Portal Community

Why a Collector?

Without a Collector, every service would need its own configuration for each backend destination (Loki, Prometheus, Tempo). The Collector decouples services from backends: services always send to the Collector via OTLP, and the Collector handles routing, enrichment, and protocol translation. This also means you can add a new backend (e.g., Datadog) by changing only the Collector configuration — no code changes in services.

Collector Pipeline Architecture

The OTel Collector processes telemetry through a three-stage pipeline: Receivers → Processors → Exporters. Each signal type (logs, metrics, traces) has its own named pipeline.

# otel-collector-config.yaml — BizFirstGO reference configuration

receivers:
  otlp:
    protocols:
      grpc:
        endpoint: 0.0.0.0:4317      # Receives from all BizFirstGO services
      http:
        endpoint: 0.0.0.0:4318      # HTTP fallback (used by browser telemetry)

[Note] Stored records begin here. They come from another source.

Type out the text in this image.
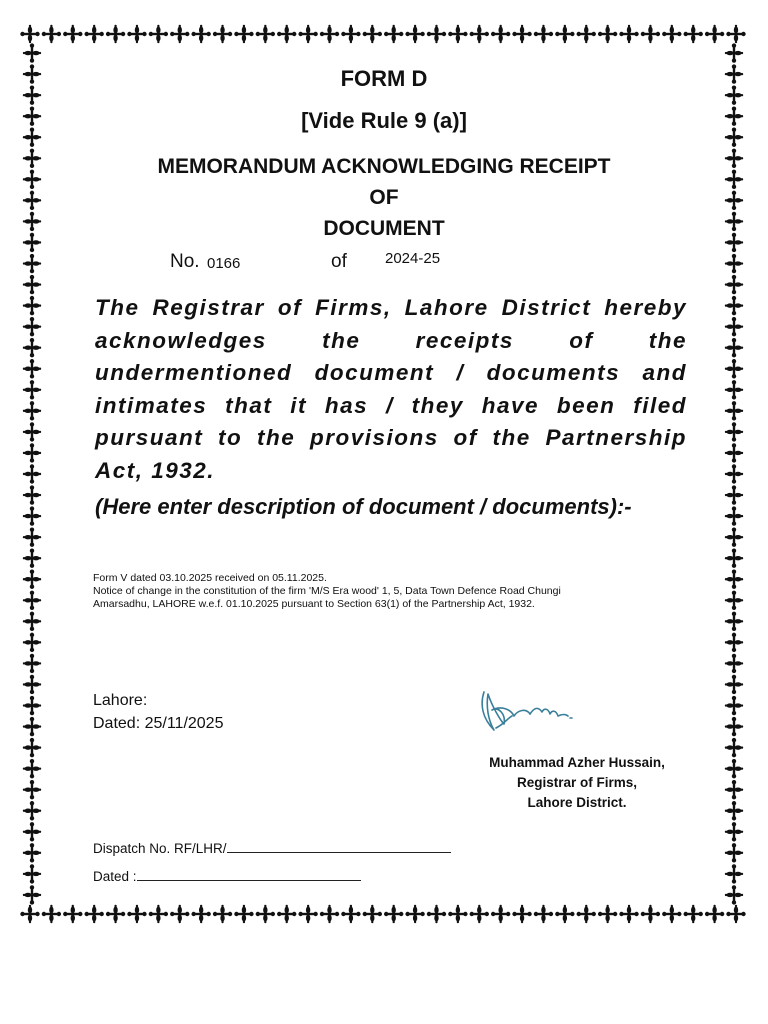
FORM D
[Vide Rule 9 (a)]
MEMORANDUM ACKNOWLEDGING RECEIPT
OF
DOCUMENT
No. 0166	of	2024-25

The Registrar of Firms, Lahore District hereby acknowledges the receipts of the undermentioned document / documents and intimates that it has / they have been filed pursuant to the provisions of the Partnership Act, 1932.

(Here enter description of document / documents):-

Form V dated 03.10.2025 received on 05.11.2025.
Notice of change in the constitution of the firm 'M/S Era wood' 1, 5, Data Town Defence Road Chungi
Amarsadhu, LAHORE w.e.f. 01.10.2025 pursuant to Section 63(1) of the Partnership Act, 1932.
Lahore:
Dated: 25/11/2025
Muhammad Azher Hussain,
Registrar of Firms,
Lahore District.
Dispatch No. RF/LHR/
Dated :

  # Host metrics from Node Exporter (scrape-based)
  prometheus:
    config:
      scrape_configs:
        - job_name: 'node-exporter'
          static_configs:
            - targets: ['node-exporter:9100']
        - job_name: 'cadvisor'
          static_configs:
            - targets: ['cadvisor:8080']

processors:
  # Batch telemetry for efficient export
  batch:
    timeout: 5s
    send_batch_size: 1024

  # Add deployment metadata to all telemetry
  resource:
    attributes:
      - key: deployment.environment
        value: "${DEPLOYMENT_ENV}"
        action: upsert
      - key: cluster.name
        value: "${CLUSTER_NAME}"
        action: upsert

  # Memory limiter — prevent OOM under high load
  memory_limiter:
    check_interval: 1s
    limit_mib: 512
    spike_limit_mib: 128

  # PII redaction (see Guide9 for full config)
  transform/redact:
    log_statements:
      - context: log
        statements:
          - replace_pattern(attributes["http.request.body"], "password=[^&]+", "password=[REDACTED]")
          - replace_pattern(attributes["http.request.body"], "token=[^&]+", "token=[REDACTED]")

exporters:
  # Logs → Loki
  loki:
    endpoint: http://loki:3100/loki/api/v1/push
    default_labels_enabled:
      exporter: false
      job: true
      instance: true
      level: true

  # Metrics → Prometheus (remote write)
  prometheusremotewrite:
    endpoint: http://prometheus:9090/api/v1/write

  # Traces → Tempo
  otlp/tempo:
    endpoint: tempo:4317
    tls:
      insecure: true

service:
  pipelines:
    logs:
      receivers: [otlp]
      processors: [memory_limiter, resource, transform/redact, batch]
      exporters: [loki]

    metrics:
      receivers: [otlp, prometheus]
      processors: [memory_limiter, resource, batch]
      exporters: [prometheusremotewrite]

    traces:
      receivers: [otlp]
      processors: [memory_limiter, resource, batch]
      exporters: [otlp/tempo]

Processor Reference

ProcessorPurposeApplied To
memory_limiterDrops telemetry if memory exceeds limit — prevents OOM crashesAll pipelines
batchGroups telemetry into batches for efficient exportAll pipelines
resourceAdds/modifies resource attributes (environment, cluster name)All pipelines
transform/redactApplies regex-based PII masking to log and span attributesLogs + Traces
probabilistic_samplerDrops a configurable percentage of traces (production cost control)Traces
tail_samplingSample 100% of error traces, N% of success tracesTraces
filterDrops telemetry matching specific conditions (e.g., health check noise)All pipelines

Health Check Noise Filtering

Health check endpoints (/health, /ready, /live) are called every few seconds by load balancers and Kubernetes probes. Without filtering, they generate thousands of low-value trace spans per hour. Filter them out in the Collector:

processors:
  filter/drop_health:
    error_mode: ignore
    traces:
      span:
        - 'attributes["http.route"] == "/health"'
        - 'attributes["http.route"] == "/ready"'
        - 'attributes["http.route"] == "/live"'

Collector Sizing

Deployment ScaleServicesCollector CPUCollector RAMReplicas
Development1–50.5 vCPU256 MB1
Small production5–201 vCPU512 MB1–2
Medium production20–1002–4 vCPU1–2 GB2–4
Large production100+4–8 vCPU2–4 GB4–8 (with load balancer)
Always Configure memory_limiter First

Place memory_limiter as the first processor in every pipeline. If the Collector runs out of memory and crashes, all telemetry from all services is lost until it restarts. The memory limiter gracefully drops telemetry when under pressure rather than crashing — a much better outcome.